Not just the rings, though.
Tanaka sat forward. The data images shifted, bringing the ring station at the center of the space into clearer focus. It was glowing with a sudden, violent brightness just like the rings. The visual telescopy shifted closer, diving in toward the surface of the station. There was a flaw there. A dark spot like dust on the lens. Or no, not that. Something on the surface of the station itself. The weird patterning of the structure made it hard to make sense of until the virtual intelligence stripped out the background.
It was a small, dark oval. An overlay gave a sense of scale. Not large at all. Smaller than her quarters on Gewitter. The adrenaline hit her system even before the comparison image came up. The egg-shaped ships from the grotto on Laconia. And the match certainty: 98.7 percent.
“You son of a bitch,” she whispered. “There you are.”
Chapter Thirty-Two: Kit
Many, many things were known, but some were bright and immediate. Fortuna Sittard was both capital city and company town. The hexagon/pentagon tessellation of the Nieuwestad logo really was inspired by the surface of a football. The city was less than ten years old, but already half a million people lived there at the edge of a massive tectonic escarpment where the highland rivers were cutting valleys as they flowed down toward the southern sea. The morning sun would come through the windows and spill across the ceiling over the bed, every imperfection in the surface throwing a tiny shadow in the rose-colored light.
There were other things, less bright but just as much known. A coffeehouse in Toronto where a man and woman had said goodbye for the last time, and the way the scent of baked apple would still make her cry sometimes. A recurring pain in a chest that the doctors called idiopathic angina but that carried all the fear and threat of heart attacks. The pattern of an old melody on piano keys adapted because the left hand was missing a pinkie. The spilling grammars of Italian and Czech. A great wash of memory and significance and knowledge, there but grayer somehow. Lapping like the little waves at the edge of a lake.
Eyes opened and saw where the shadows would be. Legs shifted out from under a blanket, but they weren’t anyone’s legs. They just were. A woman muttered in her sleep, dreaming that she was in a dance recital and had forgotten all the moves. The toilet was a few steps away, and for a moment there were other toilets to reach from other rooms. Some on the left, some on the right, some down the hallway or the stairs. More than a few built into the wall of the ship’s cabin, complete with vacuum flow for when the drive was off and everything was on the float.
Nearby, a finger touched the light switch, and a glow filled the air. A hand fumbled with a warm, soft penis, and urine spilled down to the white ceramic bowl. There was relief, and then soap and warm water and the light put out.
A child slept in the nursery. He was already large for his crib. That was a known thing. And farther, but not too far, there was a daughter already getting up for work, her attempts to be quiet more alerting than outright noise would be. And there was no one in the house but silence and the thumb-sized grubs they call “cricket slugs” on Pathé. And ships’ drives hummed and thrummed—all the ships’ drives in chorus like cicadas.
The hand that had touched the light switch pulled aside the curtains. The window had spots on it where old raindrops dried, and beyond that, the stars. A woman’s voice said Kit? and more eyes opened. A naked man stood at the window, looking out at the night, but something was very wrong with him—right, but not right. Familiar, but unfamiliar. Reversed, because he wasn’t in the mirror and then he wasn’t the person who saw himself in the mirror and then he was.
“Kit?” Rohi said again, and Kit fell back into himself like he’d jumped off a building. His head spun as he staggered to the toilet, dropped to his knees, and vomited into the bowl. When he was empty, he retched for a while, each spasm more painful than the one before, but slowly gaining more time between them. Bakari was crying and Rohi was singing to their boy, soothing him, cooing to him that everything was all right.

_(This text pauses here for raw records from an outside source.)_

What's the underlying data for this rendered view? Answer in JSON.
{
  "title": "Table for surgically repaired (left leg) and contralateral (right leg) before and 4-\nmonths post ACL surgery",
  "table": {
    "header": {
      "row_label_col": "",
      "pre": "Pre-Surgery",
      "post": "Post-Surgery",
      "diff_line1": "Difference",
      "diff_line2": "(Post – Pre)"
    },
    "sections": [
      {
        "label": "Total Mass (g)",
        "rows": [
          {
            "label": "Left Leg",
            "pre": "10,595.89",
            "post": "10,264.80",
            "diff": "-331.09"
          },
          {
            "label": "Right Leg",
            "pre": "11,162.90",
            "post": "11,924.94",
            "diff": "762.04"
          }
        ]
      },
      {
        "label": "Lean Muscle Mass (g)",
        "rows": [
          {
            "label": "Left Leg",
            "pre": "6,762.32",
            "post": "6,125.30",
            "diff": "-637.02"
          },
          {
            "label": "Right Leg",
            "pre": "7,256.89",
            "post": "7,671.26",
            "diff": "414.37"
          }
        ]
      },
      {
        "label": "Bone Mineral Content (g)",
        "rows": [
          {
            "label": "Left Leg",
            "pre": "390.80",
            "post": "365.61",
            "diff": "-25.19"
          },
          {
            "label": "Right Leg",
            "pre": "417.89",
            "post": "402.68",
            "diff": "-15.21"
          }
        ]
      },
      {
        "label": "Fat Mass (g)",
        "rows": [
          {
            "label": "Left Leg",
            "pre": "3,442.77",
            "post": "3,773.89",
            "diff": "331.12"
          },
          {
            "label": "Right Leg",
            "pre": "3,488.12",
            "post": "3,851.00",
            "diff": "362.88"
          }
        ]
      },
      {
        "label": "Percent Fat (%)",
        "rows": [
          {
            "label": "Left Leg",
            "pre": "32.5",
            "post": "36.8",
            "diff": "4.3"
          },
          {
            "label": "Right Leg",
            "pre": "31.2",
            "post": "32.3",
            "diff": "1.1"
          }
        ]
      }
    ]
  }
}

Eventually the vertigo passed, and Kit was himself again. In the planetary gravity of Nieuwestad his body felt heavy in a way that somehow felt different than acceleration on a ship, even though Einstein had proven it wasn’t. He washed out his mouth at the little metal sink and walked back to the bedroom. Rohi was curled on the pillows, Bakari asleep in the crook of her arm with his closed eyes shifting in a dream. Kit’s skin stippled itself with gooseflesh from the cold, and he pulled on a set of thermal underwear. He didn’t have pajamas.